Матрёна дважды пыталась ходить. Вставала при помощи мужа. Делала несколько шажков по горнице и тут же возвращалась. Тихо плакала, видя, как Мирон убивается, как сильно сдал. Просила Господа, чтоб тот не дал старику раньше неё умереть и, если что случится с ней, то только бы при людях. И Господь отслеживал её просьбы, но коррективы вносил свои.

После уборочной нахлынули дожди. Они лили долго и надоедливо. И никто не знал, не догадывался, что под тоскливый вой собаки оплакивают они Матрёну.

Мирон смотрел на жену, и из его выцветших глаз катились слезы, но лицо выражало умиротворение, как будто случившаяся смерть жены не отдаляла, а наоборот, приближала их встречу.

Звать из Березовки людей он не пошёл, не решился, по осенней слякоти идти уже было не по силам. Далеко ли на своей клюке допрыгаешь? А ехать не на чем. Васька же был в Томске, у матери, учится уже, поди.
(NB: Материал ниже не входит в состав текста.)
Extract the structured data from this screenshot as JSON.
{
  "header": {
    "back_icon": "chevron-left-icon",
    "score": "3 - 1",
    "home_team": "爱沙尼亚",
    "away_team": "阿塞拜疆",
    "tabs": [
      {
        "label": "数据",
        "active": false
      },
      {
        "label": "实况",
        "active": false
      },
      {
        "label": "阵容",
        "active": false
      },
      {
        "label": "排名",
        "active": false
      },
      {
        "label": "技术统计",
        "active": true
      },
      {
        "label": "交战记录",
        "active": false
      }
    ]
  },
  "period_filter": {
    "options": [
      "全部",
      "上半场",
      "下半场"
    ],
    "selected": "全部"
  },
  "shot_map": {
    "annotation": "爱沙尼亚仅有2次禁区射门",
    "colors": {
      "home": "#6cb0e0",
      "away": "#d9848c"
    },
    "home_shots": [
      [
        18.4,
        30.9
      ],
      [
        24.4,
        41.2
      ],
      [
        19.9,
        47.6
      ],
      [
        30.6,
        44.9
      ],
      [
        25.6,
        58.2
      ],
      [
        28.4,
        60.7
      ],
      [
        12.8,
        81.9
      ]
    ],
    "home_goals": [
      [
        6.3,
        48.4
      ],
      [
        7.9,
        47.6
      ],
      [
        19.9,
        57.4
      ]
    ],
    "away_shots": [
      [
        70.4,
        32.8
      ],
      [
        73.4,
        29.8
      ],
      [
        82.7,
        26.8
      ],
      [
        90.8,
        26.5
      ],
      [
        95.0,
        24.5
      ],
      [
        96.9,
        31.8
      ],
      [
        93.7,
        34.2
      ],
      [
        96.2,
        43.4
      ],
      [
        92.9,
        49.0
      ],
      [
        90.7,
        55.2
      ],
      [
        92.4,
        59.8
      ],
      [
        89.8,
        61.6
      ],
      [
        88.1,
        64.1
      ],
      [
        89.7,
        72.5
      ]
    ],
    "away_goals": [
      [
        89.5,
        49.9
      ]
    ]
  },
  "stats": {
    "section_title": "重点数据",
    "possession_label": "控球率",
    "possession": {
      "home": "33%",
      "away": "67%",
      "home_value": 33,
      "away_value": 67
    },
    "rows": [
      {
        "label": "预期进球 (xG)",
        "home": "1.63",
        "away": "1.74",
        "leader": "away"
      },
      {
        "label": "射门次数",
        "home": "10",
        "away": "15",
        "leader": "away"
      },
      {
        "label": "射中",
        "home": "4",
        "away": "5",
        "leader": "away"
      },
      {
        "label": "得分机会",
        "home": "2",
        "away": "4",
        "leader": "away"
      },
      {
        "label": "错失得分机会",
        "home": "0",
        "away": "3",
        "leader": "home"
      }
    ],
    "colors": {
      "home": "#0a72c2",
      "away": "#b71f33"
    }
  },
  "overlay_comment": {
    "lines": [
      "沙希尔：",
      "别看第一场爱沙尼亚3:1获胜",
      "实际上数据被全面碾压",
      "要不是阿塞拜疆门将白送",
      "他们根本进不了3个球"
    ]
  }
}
Вечером Мирон нагрел вода в котле в бане. Раздел покойницу и с трудом перенёс на кухню на широкую лавку. Поливая из ковша тёплую воду, обмыл тело. Обтёр насухо. Сел, закурил самокрутку. Глядел на жену долгим взглядом, как будто бы старался не то запомнить, не то воскресить в памяти её былую прелесть. Потом перенёс покойную вновь на постель. Благо, что на старости Матрена не разъехалась вширь, не отяжелела. Не торопясь, обрядил в припасённые для такого случая сорочку и новое платье, а ноги обул в чёрные полуботинки.

И вновь присел. Задумался.

На другой день, по слабому дождичку, старик с лопатой пошёл на Светлую сопку. Возле четырёх могилок отмерил нужный величины квадрат и начал неторопливо копать. Земля была суглинистая, но попадались прослойки песка, что облегчало работу.

К вечеру вырыл яму по пояс и, едва переставляя отяжелевшие ноги от сырой глины и усталости, побрёл домой. Волчок встретил долгим подвыванием, сидя у ворот. Старик прошёл мимо, не утешив собаку. Попрощался с Матрёной и уснул мёртвым сном.

Утром дождь стих. Может быть, он прекратился ещё ночью, но, так или иначе, Мирон, выйдя из дома, был этому обрадован. На этот раз пёс увязался за ним. Брёл рядом, безучастный ко всему.

Углубившись метра на полтора в землю, Мирон стал с правой стороны подрывать нишу. Но закончить её не успел. К ночи вновь наползли тучи, враз потемнело, и пошёл дождь. Выбирался из ямы по лесенке, сколоченной на скорую руку из молодняка, окружающего Светлую Сопку.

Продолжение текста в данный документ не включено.